Summoning your own minions is a focus as well. Capturing territories affords you more opportunities to call forth a powerful familiar, like the Astral Monk’s battle elephant, and eventually, players can spawn even bigger beasts called Titans: magic kaiju that will rampage down a lane unless stopped by either massive combined firepower or, more likely, an opposing Titan. At which point the objective effectively shifts from lane dominance to a noisy game of wizard conkers, buffing your own big guy to punch harder while chipping away at the other big guy’s health.
Another novelty is the deckbuilding element to spell loadouts. Characters fit into archetypes – tank, support, or damage dealer – but you can customise their skills (and summons) before each match, choosing from abilities and monsters that you’ve unlocked in previous battles. This is also where Spellcasters Chronicles draws its tactical flexibility, as although there’s no shopping system to gain strength through items, min-maxing spell upgrades can still create distinct builds to press a character’s natural advantages or counter those of an enemy.
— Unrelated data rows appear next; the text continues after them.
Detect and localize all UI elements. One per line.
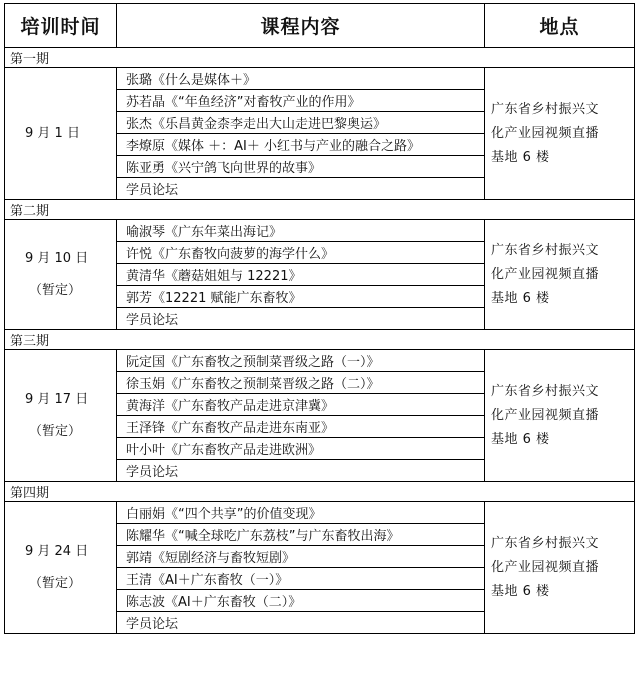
course-item: 李燎原《媒体 ＋：AI＋ 小红书与产业的融合之路》 (117, 134, 485, 156)
period-row (5, 200, 635, 220)
location-line: 广东省乡村振兴文 (491, 383, 600, 399)
course-row (5, 502, 635, 524)
course-item: 学员论坛 (117, 178, 485, 200)
training-date: 9 月 24 日 (25, 543, 89, 559)
header-location: 地点 (485, 4, 635, 48)
training-date-cell (5, 350, 117, 482)
course-item: 郭芳《12221 赋能广东畜牧》 (117, 286, 485, 308)
course-item: 郭靖《短剧经济与畜牧短剧》 (117, 546, 485, 568)
course-item: 许悦《广东畜牧向菠萝的海学什么》 (117, 242, 485, 264)
training-schedule-table (4, 3, 635, 634)
course-item: 张杰《乐昌黄金柰李走出大山走进巴黎奥运》 (117, 112, 485, 134)
course-item: 陈志波《AI＋广东畜牧（二）》 (117, 590, 485, 612)
location-line: 基地 6 楼 (491, 583, 550, 599)
course-item: 张璐《什么是媒体＋》 (117, 68, 485, 90)
location-line: 广东省乡村振兴文 (491, 535, 600, 551)
course-item: 陈耀华《“喊全球吃广东荔枝”与广东畜牧出海》 (117, 524, 485, 546)
location-line: 基地 6 楼 (491, 431, 550, 447)
training-date-cell (5, 502, 117, 634)
location-cell (485, 502, 635, 634)
location-line: 广东省乡村振兴文 (491, 101, 600, 117)
course-item: 白丽娟《“四个共享”的价值变现》 (117, 502, 485, 524)
period-row (5, 330, 635, 350)
period-row (5, 48, 635, 68)
course-row (5, 350, 635, 372)
header-content: 课程内容 (117, 4, 485, 48)
location-line: 化产业园视频直播 (491, 559, 600, 575)
training-date-cell (5, 220, 117, 330)
course-item: 阮定国《广东畜牧之预制菜晋级之路（一）》 (117, 350, 485, 372)
training-date: 9 月 17 日 (25, 391, 89, 407)
period-label: 第一期 (5, 48, 635, 68)
course-item: 学员论坛 (117, 308, 485, 330)
period-label: 第四期 (5, 482, 635, 502)
location-cell (485, 350, 635, 482)
course-item: 学员论坛 (117, 612, 485, 634)
training-date-cell (5, 68, 117, 200)
location-line: 化产业园视频直播 (491, 407, 600, 423)
header-row (5, 4, 635, 48)
period-label: 第三期 (5, 330, 635, 350)
course-item: 学员论坛 (117, 460, 485, 482)
course-item: 陈亚勇《兴宁鸽飞向世界的故事》 (117, 156, 485, 178)
location-line: 化产业园视频直播 (491, 125, 600, 141)
course-item: 叶小叶《广东畜牧产品走进欧洲》 (117, 438, 485, 460)
course-item: 王泽锋《广东畜牧产品走进东南亚》 (117, 416, 485, 438)
course-item: 黄海洋《广东畜牧产品走进京津冀》 (117, 394, 485, 416)
location-line: 基地 6 楼 (491, 149, 550, 165)
period-row (5, 482, 635, 502)
course-item: 徐玉娟《广东畜牧之预制菜晋级之路（二）》 (117, 372, 485, 394)
header-time: 培训时间 (5, 4, 117, 48)
course-item: 黄清华《蘑菇姐姐与 12221》 (117, 264, 485, 286)
training-date: 9 月 1 日 (25, 125, 80, 141)
location-line: 广东省乡村振兴文 (491, 242, 600, 258)
course-item: 苏若晶《“年鱼经济”对畜牧产业的作用》 (117, 90, 485, 112)
date-note: （暂定） (29, 423, 82, 439)
date-note: （暂定） (29, 575, 82, 591)
course-item: 喻淑琴《广东年菜出海记》 (117, 220, 485, 242)
location-line: 化产业园视频直播 (491, 266, 600, 282)
location-cell (485, 68, 635, 200)
date-note: （暂定） (29, 282, 82, 298)
location-cell (485, 220, 635, 330)
course-item: 王清《AI＋广东畜牧（一）》 (117, 568, 485, 590)
course-row (5, 68, 635, 90)
period-label: 第二期 (5, 200, 635, 220)
training-date: 9 月 10 日 (25, 250, 89, 266)
location-line: 基地 6 楼 (491, 290, 550, 306)
course-row (5, 220, 635, 242)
It’s still all very strange to be witnessing this stuff in a Quantic Dream game, though the studio claim that Spellcasters Chronicles will still have some kind of meaningful narrative across its season. And that, in places, it may even branch out in response to player decisions. How, exactly, remains vague: game director Gregorie Diaconu says that “Spellcasters Chronicles began as a creative experiment, an opportunity to channel our passion for storytelling into a shared, living world. While very different from our previous titles, it builds on what has always driven us: giving players the power to shape stories – this time in a collective manner.” Which doesn’t explain much.
A blurb I found elsewhere in the announcement paperwork is slightly clearer, stating that “Each season, you will face a choice that impacts the gameplay and lore of the game.” I still don’t know how that’d be executed as a series of “collective” choices – voting, maybe? Storytelling by democracy? Not sure about that, no sir. I’ve spent thousands of hours around Dota players and am convinced most of us shouldn’t even be allowed to choose when we leave the house.
I’m also not sure what Spellcasters Chronicles’ chances are in a corner of online play that’s hard enough to break into, let alone survive in. Deadlock is already doing the highly mobile, third-person MOBA thing, and besides Valve pedigree, that offers a generally more interesting and distinctive world than what so far seems like just another broadly-defined fantasy setting. And while the sense of scale looks impressive, especially with two Titans slapping each other about, I worry that summons might be a little too important: a good MOBA satisfies when you gain mastery of your hero, not when you run backup for an AI entity so it can win the game for you.
Still, I haven’t played the thing. Frankly I haven’t played Deadlock in months either, so maybe deep down I’m just a puritan codger who thinks MOBAs should stay top-down like God intended. No release date for Spellcasters Chronicles yet but a closed beta is planned for sometime later this year.
Both this and Star Wars: Eclipse come as Quantic Dream try to patch together some goodwill, following French media reports in 2018 of abusive workplace behaviour and financial irregularities at the Paris-headquartered studio. As our sister site GI.biz reported in 2021, co-founders Guillaume de Fondaumière and David Cage successfully sued newspaper Le Monde for libel, but lost a similar case against Mediapart after the court ruled that the journalists involved “had, for each of the accusations, enough factual evidence.”